While I was physically limited, my mind was in constant reflection during this experience. I could not help but think about the thousands of athletes that experience injuries at various points in their career causing them to miss competition. Not to mention, the countless number of athletes that have their life altered by non-sport related incidences, or worse, experience challenges in their long-term functioning because of sports.
It was during these reflections that I gained an even deeper level of respect for my support network and training as a social worker. Having a wife, three little kids, a faculty position, and the ability to still be around athletic competition through coaching saved me. Yes, there were dark days full of emotion, and pivotal moments where psychosocial outcomes could have gone in the wrong direction. Yet, I was lucky to stay on a positive course. Unfortunately, this cannot be said for all athletes with physical health challenges.
Research clearly links injuries and medical setbacks with a variety of mental health challenges (Putukian, 2016; Van Wilgen, Kaptein, & Brink, 2010). This is just another facet of sports that social workers could greatly impact. Athlete identity plays such a critical role in a person’s satisfaction with life (Burns, Jasinski, Dunn, & Fletcher). Social workers understand the value of personal identity and how a change in identity impacts a person’s interactions with their environment. Social workers also understand the interconnectedness between biological, psychological, and social factors. The interplay between these life dimensions is essential when working with injured athletes.
From a practice perspective, social workers can help athletes recognize how athletic competition exposes life skills that will promote their success outside of sport. The identification of these strengths can help athletes find healthy coping mechanisms during their recovery or transition away from athletics.
At the end of the day, many athletes spend as much time participating in athletics as they do with any other aspect of their life. You cannot simply remove this from a person without expecting psychosocial challenges. While we cannot prevent injuries or medical challenges from happening, social workers can stay active in the rehabilitation process or as life coaches to help athletes handle the associated mental components.
I gained a new appreciation for sport in the past 12 months. It is my hopes that all athletes can take the positives from their experiences too. Social workers could be a key piece to achieving this strength-based approach to injury response.

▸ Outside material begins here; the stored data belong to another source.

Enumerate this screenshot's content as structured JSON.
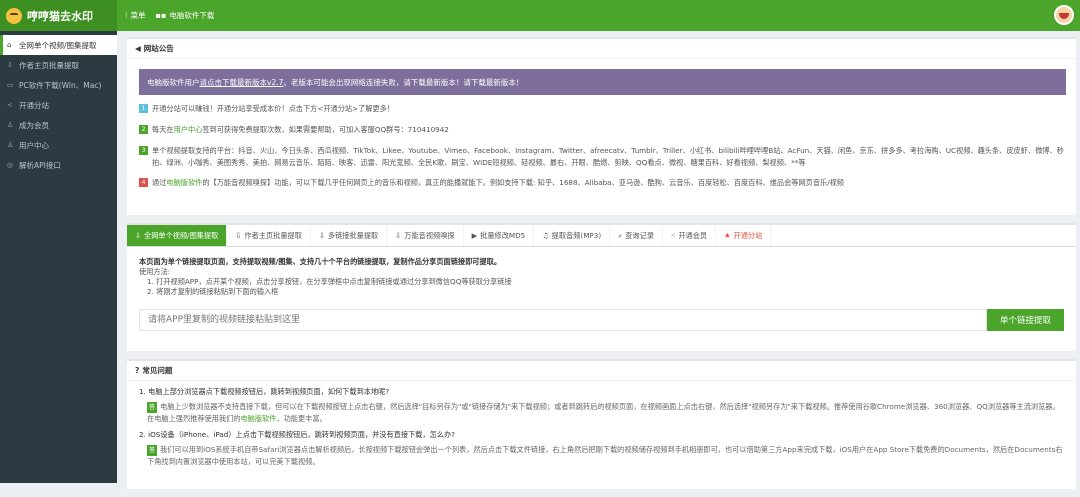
{
  "app": {
    "title": "哼哼猫去水印"
  },
  "topnav": [
    {
      "icon": "⁝",
      "label": "菜单"
    },
    {
      "icon": "",
      "label": "电脑软件下载"
    }
  ],
  "sidebar": {
    "items": [
      {
        "icon": "⌂",
        "label": "全网单个视频/图集提取"
      },
      {
        "icon": "⇩",
        "label": "作者主页批量提取"
      },
      {
        "icon": "▭",
        "label": "PC软件下载(Win、Mac)"
      },
      {
        "icon": "≺",
        "label": "开通分站"
      },
      {
        "icon": "♙",
        "label": "成为会员"
      },
      {
        "icon": "♙",
        "label": "用户中心"
      },
      {
        "icon": "◎",
        "label": "解析API接口"
      }
    ]
  },
  "notice": {
    "title": "网站公告",
    "bar_prefix": "电脑版软件用户",
    "bar_link": "请点击下载最新版本v2.7",
    "bar_suffix": "。老版本可能会出现网络连接失败，请下载最新版本！请下载最新版本！",
    "items": [
      {
        "num": "1",
        "text": "开通分站可以赚钱！开通分站享受成本价！点击下方<开通分站>了解更多！"
      },
      {
        "num": "2",
        "pre": "每天在",
        "link": "用户中心",
        "post": "签到可获得免费提取次数，如果需要帮助，可加入客服QQ群号：710410942"
      },
      {
        "num": "3",
        "text": "单个视频提取支持的平台：抖音、火山、今日头条、西瓜视频、TikTok、Likee、Youtube、Vimeo、Facebook、Instagram、Twitter、afreecatv、Tumblr、Triller、小红书、bilibili哔哩哔哩B站、AcFun、天猫、闲鱼、京东、拼多多、考拉海购、UC视频、趣头条、皮皮虾、微博、秒拍、绿洲、小咖秀、美图秀秀、美拍、网易云音乐、陌陌、映客、迅雷、阳光宽频、全民K歌、刷宝、WIDE短视频、轻视频、最右、开眼、酷燃、剪映、QQ看点、微视、糖果百科、好看视频、梨视频、**等"
      },
      {
        "num": "4",
        "pre": "通过",
        "link": "电脑版软件",
        "post": "的【万能音视频嗅探】功能，可以下载几乎任何网页上的音乐和视频，真正的能播就能下。例如支持下载: 知乎、1688、Alibaba、亚马逊、酷狗、云音乐、百度轻松、百度百科、维品会等网页音乐/视频"
      }
    ]
  },
  "tabs": [
    {
      "icon": "⇩",
      "label": "全网单个视频/图集提取"
    },
    {
      "icon": "⇩",
      "label": "作者主页批量提取"
    },
    {
      "icon": "⇩",
      "label": "多链接批量提取"
    },
    {
      "icon": "⇩",
      "label": "万能音视频嗅探"
    },
    {
      "icon": "▶",
      "label": "批量修改MD5"
    },
    {
      "icon": "♫",
      "label": "提取音频(MP3)"
    },
    {
      "icon": "⌕",
      "label": "查询记录"
    },
    {
      "icon": "☝",
      "label": "开通会员"
    },
    {
      "icon": "★",
      "label": "开通分站"
    }
  ],
  "extract": {
    "headline": "本页面为单个链接提取页面，支持提取视频/图集、支持几十个平台的链接提取，复制作品分享页面链接即可提取。",
    "usage_label": "使用方法:",
    "step1": "1. 打开视频APP，点开某个视频，点击分享按钮，在分享弹框中点击复制链接或通过分享到微信QQ等获取分享链接",
    "step2": "2. 将刚才复制的链接粘贴到下面的输入框",
    "placeholder": "请将APP里复制的视频链接粘贴到这里",
    "button": "单个链接提取"
  },
  "faq": {
    "title": "常见问题",
    "answer_tag": "答",
    "q1": "1. 电脑上部分浏览器点下载视频按钮后，跳转到视频页面，如何下载到本地呢?",
    "a1_pre": "电脑上少数浏览器不支持直接下载，但可以在下载视频按钮上点击右键，然后选择\"目标另存为\"或\"链接存储为\"来下载视频；或者到跳转后的视频页面，在视频画面上点击右键，然后选择\"视频另存为\"来下载视频。推荐使用谷歌Chrome浏览器、360浏览器、QQ浏览器等主流浏览器。在电脑上强烈推荐使用我们的",
    "a1_link": "电脑版软件",
    "a1_post": "，功能更丰富。",
    "q2": "2. iOS设备（iPhone、iPad）上点击下载视频按钮后，跳转到视频页面，并没有直接下载，怎么办?",
    "a2": "我们可以用到iOS系统手机自带Safari浏览器点击解析视频后，长按视频下载按钮会弹出一个列表，然后点击下载文件链接，右上角然后把刚下载的视频储存视频到手机相册即可，也可以借助第三方App来完成下载，iOS用户在App Store下载免费的Documents，然后在Documents右下角找到内置浏览器中使用本站，可以完美下载视频。"
  }
}
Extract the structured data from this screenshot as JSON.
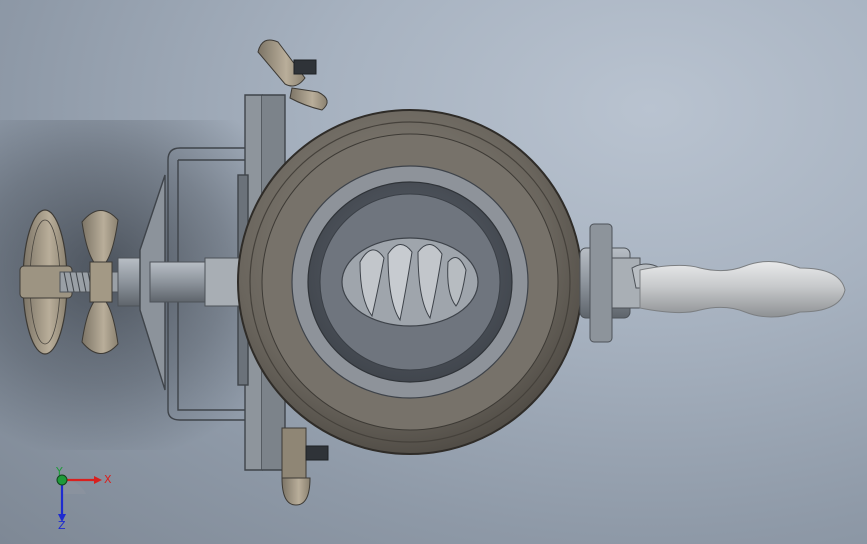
{
  "viewport": {
    "background_top": "#b9c3d0",
    "background_bottom": "#7e8895"
  },
  "triad": {
    "x_label": "X",
    "y_label": "Y",
    "z_label": "Z",
    "x_color": "#d9201e",
    "y_color": "#1f9a3a",
    "z_color": "#1e2bd0"
  },
  "model": {
    "parts": [
      "rear-wing-knob",
      "clamp-screw",
      "clamp-frame",
      "top-wing-nut",
      "bottom-wing-nut",
      "hopper-bowl",
      "feed-screw",
      "crank-hub",
      "crank-handle"
    ],
    "colors": {
      "bowl_outer": "#5e5a54",
      "bowl_inner": "#8a857d",
      "metal": "#9fa6ae",
      "metal_dark": "#5f656c",
      "handle": "#c9cbcd"
    }
  }
}
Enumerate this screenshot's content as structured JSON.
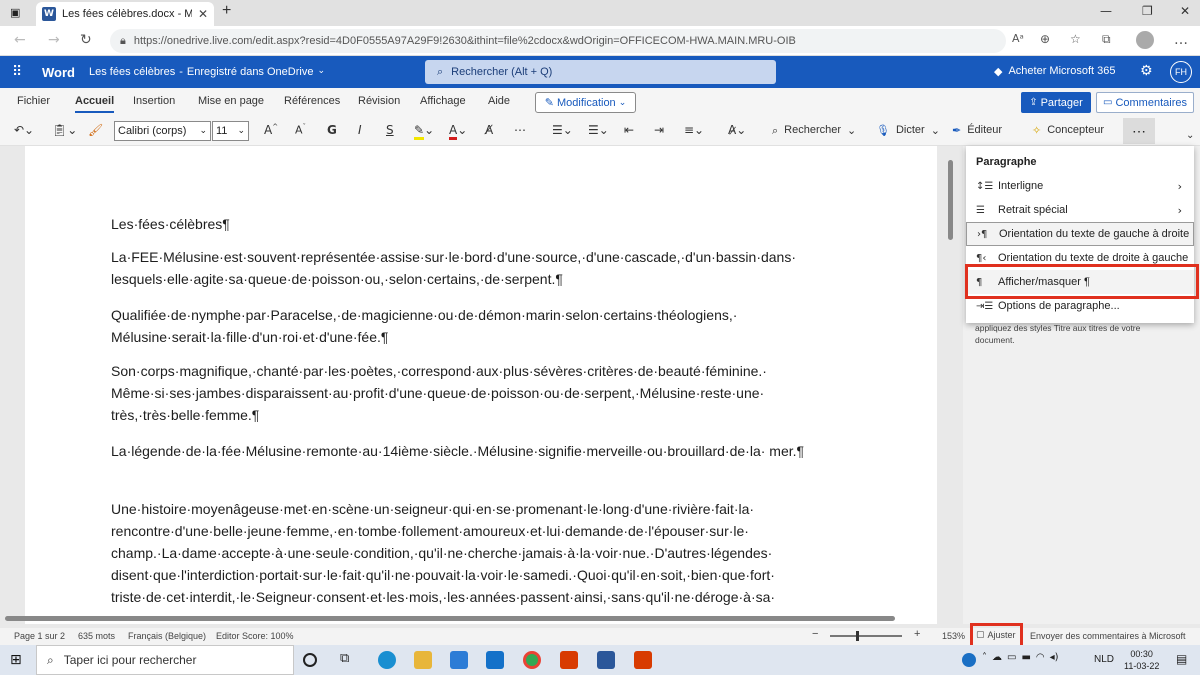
{
  "browser": {
    "tab_title": "Les fées célèbres.docx - Microsof",
    "url": "https://onedrive.live.com/edit.aspx?resid=4D0F0555A97A29F9!2630&ithint=file%2cdocx&wdOrigin=OFFICECOM-HWA.MAIN.MRU-OIB"
  },
  "word_header": {
    "app_name": "Word",
    "doc_title": "Les fées célèbres",
    "save_status": "Enregistré dans OneDrive",
    "search_placeholder": "Rechercher (Alt + Q)",
    "buy": "Acheter Microsoft 365",
    "avatar_initials": "FH"
  },
  "ribbon_tabs": [
    "Fichier",
    "Accueil",
    "Insertion",
    "Mise en page",
    "Références",
    "Révision",
    "Affichage",
    "Aide"
  ],
  "mode_button": "Modification",
  "share_button": "Partager",
  "comments_button": "Commentaires",
  "toolbar": {
    "font": "Calibri (corps)",
    "font_size": "11",
    "find": "Rechercher",
    "dictate": "Dicter",
    "editor": "Éditeur",
    "designer": "Concepteur"
  },
  "document": {
    "paragraphs": [
      "Les·fées·célèbres¶",
      "La·FEE·Mélusine·est·souvent·représentée·assise·sur·le·bord·d'une·source,·d'une·cascade,·d'un·bassin·dans· lesquels·elle·agite·sa·queue·de·poisson·ou,·selon·certains,·de·serpent.¶",
      "Qualifiée·de·nymphe·par·Paracelse,·de·magicienne·ou·de·démon·marin·selon·certains·théologiens,· Mélusine·serait·la·fille·d'un·roi·et·d'une·fée.¶",
      "Son·corps·magnifique,·chanté·par·les·poètes,·correspond·aux·plus·sévères·critères·de·beauté·féminine.· Même·si·ses·jambes·disparaissent·au·profit·d'une·queue·de·poisson·ou·de·serpent,·Mélusine·reste·une· très,·très·belle·femme.¶",
      "La·légende·de·la·fée·Mélusine·remonte·au·14ième·siècle.·Mélusine·signifie·merveille·ou·brouillard·de·la· mer.¶",
      "Une·histoire·moyenâgeuse·met·en·scène·un·seigneur·qui·en·se·promenant·le·long·d'une·rivière·fait·la· rencontre·d'une·belle·jeune·femme,·en·tombe·follement·amoureux·et·lui·demande·de·l'épouser·sur·le· champ.·La·dame·accepte·à·une·seule·condition,·qu'il·ne·cherche·jamais·à·la·voir·nue.·D'autres·légendes· disent·que·l'interdiction·portait·sur·le·fait·qu'il·ne·pouvait·la·voir·le·samedi.·Quoi·qu'il·en·soit,·bien·que·fort· triste·de·cet·interdit,·le·Seigneur·consent·et·les·mois,·les·années·passent·ainsi,·sans·qu'il·ne·déroge·à·sa·"
    ]
  },
  "paragraph_menu": {
    "title": "Paragraphe",
    "items": [
      {
        "label": "Interligne",
        "icon": "line-spacing-icon"
      },
      {
        "label": "Retrait spécial",
        "icon": "indent-icon"
      },
      {
        "label": "Orientation du texte de gauche à droite",
        "icon": "ltr-icon"
      },
      {
        "label": "Orientation du texte de droite à gauche",
        "icon": "rtl-icon"
      },
      {
        "label": "Afficher/masquer ¶",
        "icon": "pilcrow-icon"
      },
      {
        "label": "Options de paragraphe...",
        "icon": "paragraph-options-icon"
      }
    ],
    "hint": "appliquez des styles Titre aux titres de votre document."
  },
  "status_bar": {
    "page": "Page 1 sur 2",
    "words": "635 mots",
    "language": "Français (Belgique)",
    "editor_score": "Editor Score: 100%",
    "zoom": "153%",
    "fit": "Ajuster",
    "feedback": "Envoyer des commentaires à Microsoft"
  },
  "taskbar": {
    "search_placeholder": "Taper ici pour rechercher",
    "lang": "NLD",
    "time": "00:30",
    "date": "11-03-22"
  },
  "colors": {
    "word_blue": "#185abd",
    "highlight_red": "#e0301e"
  }
}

Burns, G., Jasinski, D., Dunn, S., & Fletcher, D. (2012). Athlete identity and athlete satisfaction: The nonconformity of exclusivity. Personal & Individual Differences, 52(3), 280-284.
Putukian, M. (2016). The psychological response to injury in student athletes: A Narrative review with a focus on mental health. British Journal of Sports Medicine, 50(3), 145-148.
Van Wilgen, C., Kaptein, A., Brink, M. (2010). Illness perceptions and mood states are associated with injury-related outcomes in athletes. Disability & Rehabilitation, 32(19), 1576-1585.